Het drama van de Fernanda

Op 8 november 1908 vertrok de trotse Italiaanse driemast bark Fernanda, geladen met hout vanuit Riga met bestemming Swansea. De bark werd door de sleepboot Titan naar het Kieler kanaal gesleept en daar nam de sleepboot Vulcan het over.

De Fernanda was oorspronkelijk een Engels schip, de Bencleuch van de Benline, een stalen bark van 1353 BRT. Het schip was genoemd naar de kleindochter van de reder. Gezagvoerder was Fransesco Arpe uit Genua en hij had een bemanning van veertien koppen: Italianen, Letten en Finnen.

De Bencleuch later omgedoopt tot De Fernanda (bron: Green Collection, State of Victoria Library).

In de avond van 17 november werd de reis vervolgd, maar vanwege het slechte weer moest men tot de avond van 20 november ankeren bij het lichtschip Elbe. Op 22 november begon de wind opnieuw aan te wakkeren en de volgende morgen, toen de Vulcanen de Fernanda zich dwars van Terschelling bevonden, stond er een vliegende Noordwester storm. De vuurtoren Brandaris werd op dertien Zeemijl ZZO gepeild. De Fernanda vroeg om 8 uur per vlaggensein aan de sleepboot om het schip wat meer om de Noord of naar een benedenwindse haven te slepen, maar de sleepboot seinde dat dat onmogelijk was. Om 10 uur gaf de sleepboot een lange stoot op de stoomfluit en wierp hierop de sleeptros los, de Fernanda aan haar lot overlatend. Kapitein Arpe gaf onmiddellijk opdracht de zeilen te hijsen maar tegen 6 uur scheurden deze. De Brandaris werd toen gepeild op ongeveer zeven mijl ZO ten O. Het schip dreef over de gevaarlijke Terschellinger gronden en strandde tenslotte op de Engelse hoek. Het was intussen 8 uur geworden. Op het voorschip bevonden zich zeven man en de overigen, waaronder de kapitein en een matroos met een gebroken been, waren in de achterkajuit gevlucht. In de loop van de avond brak het schip door de hoge grondzeeën die er overheen sloegen. De zeven man op het voorschip sloegen de een na de ander overboord en kwamen in de golven om.

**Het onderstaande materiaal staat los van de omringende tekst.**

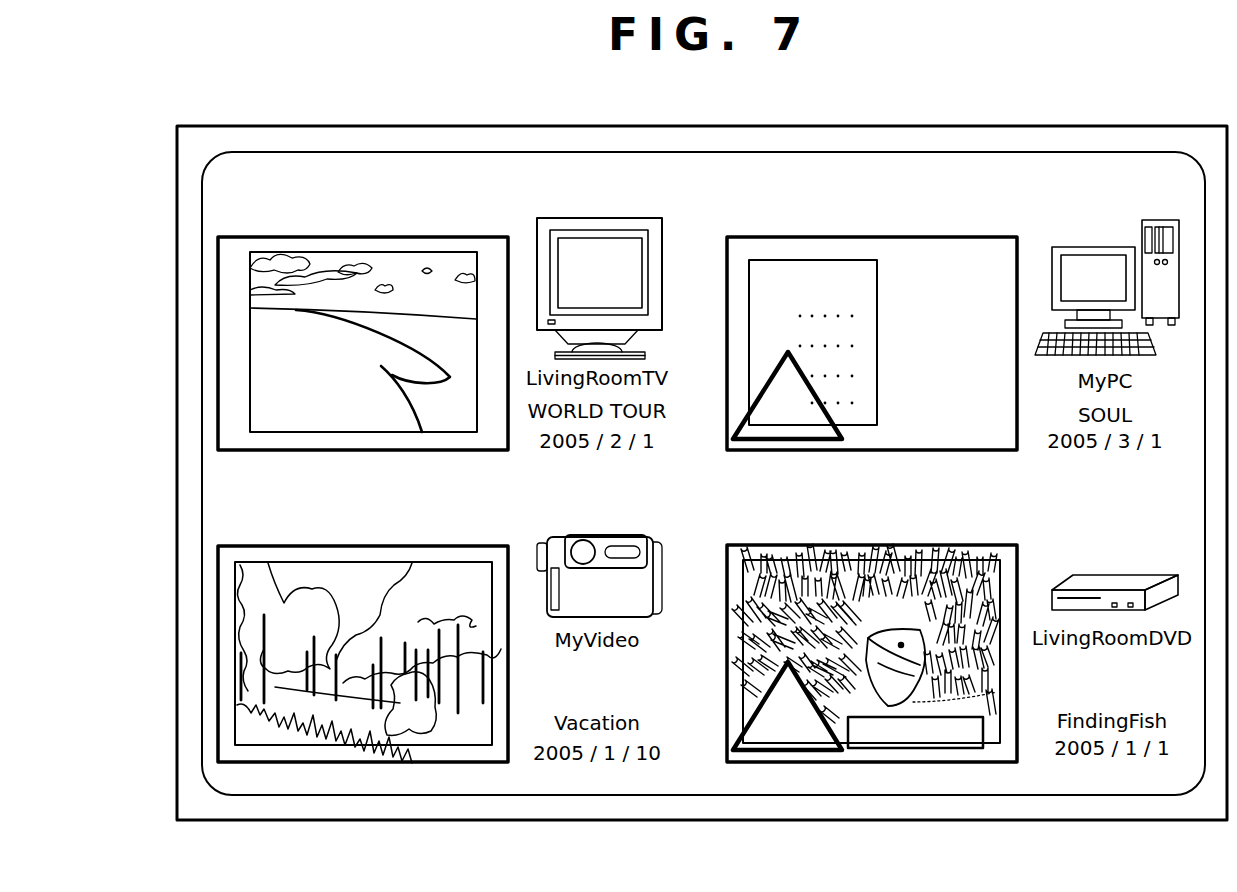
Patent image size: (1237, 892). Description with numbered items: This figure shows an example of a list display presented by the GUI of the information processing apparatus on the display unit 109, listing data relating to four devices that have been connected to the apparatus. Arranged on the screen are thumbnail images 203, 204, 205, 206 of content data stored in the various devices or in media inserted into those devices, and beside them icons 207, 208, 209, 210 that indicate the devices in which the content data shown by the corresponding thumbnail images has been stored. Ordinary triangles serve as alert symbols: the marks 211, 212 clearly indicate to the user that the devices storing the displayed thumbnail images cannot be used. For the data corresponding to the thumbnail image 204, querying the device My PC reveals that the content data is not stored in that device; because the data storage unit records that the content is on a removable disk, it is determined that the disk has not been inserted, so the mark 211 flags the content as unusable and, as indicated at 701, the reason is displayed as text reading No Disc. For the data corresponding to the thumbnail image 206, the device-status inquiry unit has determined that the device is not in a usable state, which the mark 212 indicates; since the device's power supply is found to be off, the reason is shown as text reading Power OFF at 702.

The display unit 109 is at (1151, 126).
The thumbnail image 203 is at (472, 237).
The thumbnail image 204 is at (975, 237).
The thumbnail image 205 is at (461, 546).
The thumbnail image 206 is at (966, 545).
The device icon 207 is at (632, 218).
The device icon 208 is at (1079, 247).
The device icon 209 is at (626, 536).
The device icon 210 is at (1134, 575).
The mark 211 is at (782, 428).
The mark 212 is at (760, 738).
The No Disc text display 701 is at (915, 388).
The Power OFF text display 702 is at (900, 750).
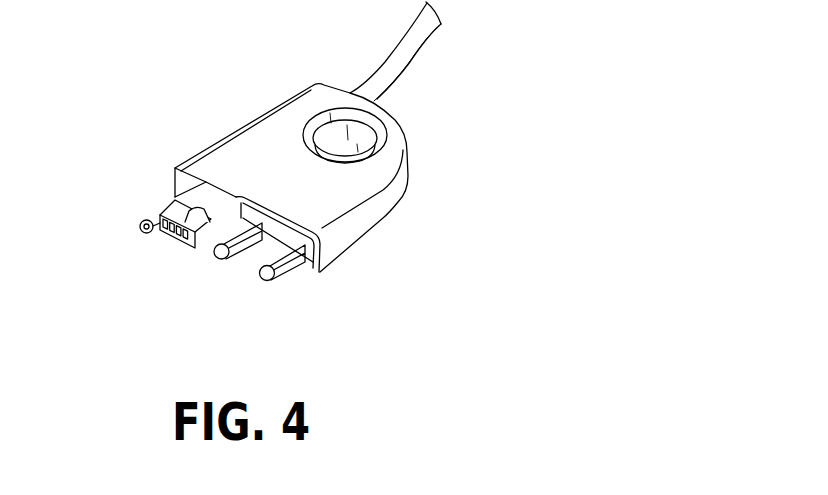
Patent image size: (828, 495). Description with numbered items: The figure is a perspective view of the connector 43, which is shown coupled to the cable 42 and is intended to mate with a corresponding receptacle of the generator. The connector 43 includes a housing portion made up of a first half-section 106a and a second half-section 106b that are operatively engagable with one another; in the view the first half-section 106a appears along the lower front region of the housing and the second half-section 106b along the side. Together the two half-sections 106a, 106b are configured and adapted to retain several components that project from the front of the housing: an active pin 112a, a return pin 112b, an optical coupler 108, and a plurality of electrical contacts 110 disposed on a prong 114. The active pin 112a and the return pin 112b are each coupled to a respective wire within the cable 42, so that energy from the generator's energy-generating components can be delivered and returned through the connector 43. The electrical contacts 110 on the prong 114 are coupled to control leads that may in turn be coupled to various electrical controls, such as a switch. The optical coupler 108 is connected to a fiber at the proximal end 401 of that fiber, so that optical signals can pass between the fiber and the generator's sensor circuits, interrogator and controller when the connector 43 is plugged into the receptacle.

The cable 42 is at (402, 57).
The connector 43 is at (243, 106).
The first half-section 106a is at (363, 238).
The second half-section 106b is at (382, 206).
The optical coupler 108 is at (158, 221).
The electrical contacts 110 is at (165, 233).
The active pin 112a is at (215, 251).
The return pin 112b is at (266, 274).
The prong 114 is at (173, 215).
The proximal end 401 is at (139, 229).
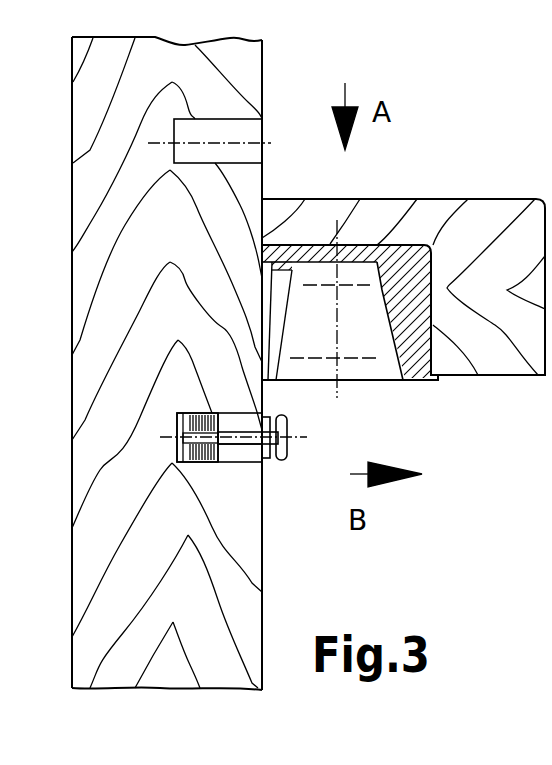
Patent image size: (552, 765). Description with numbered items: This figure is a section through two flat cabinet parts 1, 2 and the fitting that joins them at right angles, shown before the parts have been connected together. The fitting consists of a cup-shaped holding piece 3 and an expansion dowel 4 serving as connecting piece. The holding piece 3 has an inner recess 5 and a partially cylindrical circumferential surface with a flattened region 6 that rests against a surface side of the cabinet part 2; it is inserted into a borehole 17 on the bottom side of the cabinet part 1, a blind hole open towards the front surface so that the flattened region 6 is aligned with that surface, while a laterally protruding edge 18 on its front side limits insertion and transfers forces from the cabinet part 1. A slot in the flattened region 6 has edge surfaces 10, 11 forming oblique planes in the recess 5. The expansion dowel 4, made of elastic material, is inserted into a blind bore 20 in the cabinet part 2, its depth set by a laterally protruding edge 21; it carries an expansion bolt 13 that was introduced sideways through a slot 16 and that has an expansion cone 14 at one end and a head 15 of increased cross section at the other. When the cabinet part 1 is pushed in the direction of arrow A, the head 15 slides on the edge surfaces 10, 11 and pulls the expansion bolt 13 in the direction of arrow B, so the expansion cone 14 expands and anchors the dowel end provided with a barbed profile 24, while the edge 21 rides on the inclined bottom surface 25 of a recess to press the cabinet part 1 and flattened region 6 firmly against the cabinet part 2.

De deklast hout begon los te raken en zware balken dreven over het schip en versperden de kajuitsdeur. Het werd vloed en de zeven mannen die in de kajuit opgesloten zaten beleefden verschrikkelijke uren. Ze stonden al tot hun borst in het water, toen opeens de kajuitsdeur door een zware balk verbrijzeld werd, waardoor een gat ontstond dat groot genoeg was om hen door te laten. Onmiddellijk begon men noodseinen te geven. De vuurpijlen waren echter nat geworden, maar de ‘blauwlichten’ brandden wel en werden op 24 november om ongeveer 1 uur ’s nachts opgemerkt door een vuurtorenwachter op de Brandaris. Deze waarschuwde onmiddellijk oud-gezagvoerder Jacob Wilkens, voorzitter van de plaatselijke reddingbootcommissie, die op zijn beurt de bemanning van de roeireddingboot en de overige commissieleden alarmeerde. Toen hij om kwart voor twee bij de haven kwam, werd de roeireddingboot al door de schipper naar de sleepboot Neptunus gebracht. De kapitein van de sleepboot, Jaap van Keulen, wilde echter het daglicht afwachten, omdat het ondoenlijk was ’s nachts bij het wrak te komen. Om half zes in de ochtend van 24 november 1908 voeren de sleepboten Texel, Terschellingen de Neptunus van de rederij Zurmühlen uit naar de Engelse hoek. De Neptunus had de roeireddingboot, waarin zich twaalf man bevonden, op sleep. De reddingscommissie en vele Terschellingers begaven zich bij het aanbreken van de dag naar het duin ten Westen van het dorp, in afwachting van de terugkeer van de redders, onwetend van het drama dat zich op de gronden afspeelde.

Om 8 uur ’s morgens liet de Neptunus de reddingsboot bovenstrooms van het wrak los. Dit lag al bijna geheel onder water, de grote mast en de fokkemast lagen reeds overboord, alleen de bazaansmast stond nog overeind en de grondzeeën sloegen soms tot de begijnra. Stuurman Klaas Knop kreeg een klap van de stuurriem tegen de onderkaak waardoor hij half groggy raakte, maar bijgestaan door Hein Former bereikten ze ondanks hoge zeeën en het tuig dat naast het schip dreef het wrak en kregen met grote moeite vijf schipbreukelingen aan boord.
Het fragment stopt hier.